Lancome Flash Bronzer (suggested price $23.00)

(suggested price $23.00)

A very light gel formula that goes on almost clear and works very gently. Don't use too much; it will make your face look a lot darker than you think. But this stuff doesn't work in a "flash" like it says it does. It really takes a couple of hours to see results. Most natural look of any self-tanner I tried.

Eckerd Sunless Dark Tanning Creme (suggested price $5.99)

(suggested price $5.99)

This gunk worked exactly like the super-pricey department store brands. Yes, it also turned me a sort of faded-bruise color, but for the price, I expected it -- and that price meant I liked this lotion most of all. If you're going to have a bad self-tanning experience, you should not have to go broke in the process.

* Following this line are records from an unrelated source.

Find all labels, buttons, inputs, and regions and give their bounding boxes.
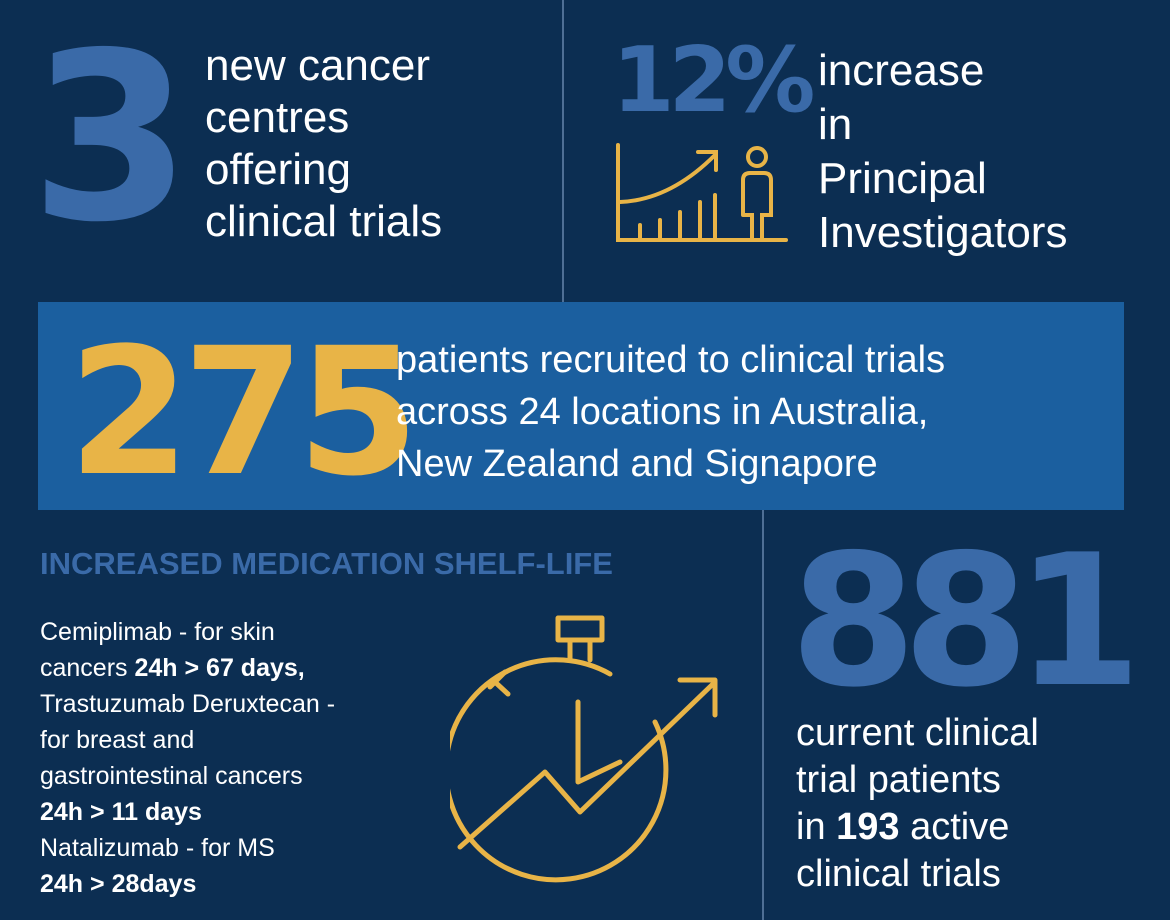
text-line: clinical trials <box>796 851 1039 898</box>
text: Natalizumab - for MS <box>40 834 275 862</box>
stat-text: current clinical trial patients in 193 a… <box>796 710 1039 898</box>
text: 24h > 28days <box>40 870 197 898</box>
divider <box>562 0 564 302</box>
text-line: new cancer <box>205 41 431 90</box>
text: 24h > 67 days <box>134 654 298 682</box>
text-line: Cemiplimab - for skin <box>40 614 335 650</box>
highlight-band <box>38 302 1124 510</box>
text-line: centres <box>205 93 350 142</box>
text-line: increase <box>818 46 985 95</box>
text-line: patients recruited to clinical trials <box>396 339 946 381</box>
text: Trastuzumab Deruxtecan - <box>40 690 336 718</box>
stat-number: 275 <box>68 310 419 515</box>
text-line: gastrointestinal cancers <box>40 758 335 794</box>
text: active <box>899 806 1010 848</box>
text-line: for breast and <box>40 722 335 758</box>
text-line: 24h > 11 days <box>40 794 335 830</box>
text-line: Natalizumab - for MS <box>40 830 335 866</box>
text-line: clinical trials <box>205 197 443 246</box>
stat-text: increase in Principal Investigators <box>818 44 1067 260</box>
text-line: 24h > 28days <box>40 866 335 902</box>
text: clinical trials <box>796 853 1001 895</box>
stat-number: 3 <box>30 3 192 273</box>
text-line: offering <box>205 145 351 194</box>
text: trial patients <box>796 759 1001 801</box>
text: for breast and <box>40 726 195 754</box>
growth-icon <box>616 143 788 242</box>
text: , <box>297 654 305 682</box>
text-line: across 24 locations in Australia, <box>396 391 929 433</box>
text: cancers <box>40 654 135 682</box>
text-line: New Zealand and Signapore <box>396 443 878 485</box>
text: current clinical <box>796 712 1039 754</box>
text-line: Principal <box>818 154 987 203</box>
text: gastrointestinal cancers <box>40 762 303 790</box>
text-line: Investigators <box>818 208 1068 257</box>
text-line: trial patients <box>796 757 1039 804</box>
stat-text: patients recruited to clinical trials ac… <box>396 334 945 490</box>
text: in <box>796 806 837 848</box>
text-line: current clinical <box>796 710 1039 757</box>
text: Cemiplimab - for skin <box>40 618 275 646</box>
text-line: cancers 24h > 67 days, <box>40 650 335 686</box>
medication-list: Cemiplimab - for skin cancers 24h > 67 d… <box>40 614 335 902</box>
stat-text: new cancer centres offering clinical tri… <box>205 40 442 248</box>
divider <box>762 510 764 920</box>
section-heading: INCREASED MEDICATION SHELF-LIFE <box>40 546 613 581</box>
text-line: in <box>818 100 853 149</box>
stopwatch-icon <box>450 615 718 883</box>
text: 24h > 11 days <box>40 798 202 826</box>
text-line: Trastuzumab Deruxtecan - <box>40 686 335 722</box>
text-line: in 193 active <box>796 804 1039 851</box>
text: 193 <box>836 806 900 848</box>
stat-number: 881 <box>790 515 1142 727</box>
stat-number: 12% <box>612 28 815 133</box>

Estée Lauder Self-Action Sunless Supertan (suggested price $25.00)

(suggested price $25.00)

My left leg looked dirty after using this product. After the first day, it faded into an awful Pig-Pen brown. And because I forgot to work the lotion into my ankles, I was left with a white "sock" between my calf and foot. That contrast speaks to the effectiveness of the coloring, but I felt this tan was anything but super.

Clinique Self-Sun For Face (suggested price $9.50)

(suggested price $9.50)

The self-tanner for those afraid of commitment. I like this because I didn't have to use scientific measurements to get things right. If you put too much on, just wash it off and start again; there's no "magic ingredient" that actually changes the color of your skin. It's just a bronzer that goes on smooth for a look that is somewhat natural.

Lancome Self-Tanning Mousse (suggested price $23.00)

(suggested price $23.00)

Mousse is fun. It makes a cool noise when you squirt it. It gets everywhere. It is foamy. It glides on easy. It is hard to get off your hands. It stays on long. Too long. It makes lots of pretty shades of orange on your skin. It makes you look like an orange sherbet rainbow. I love mousse!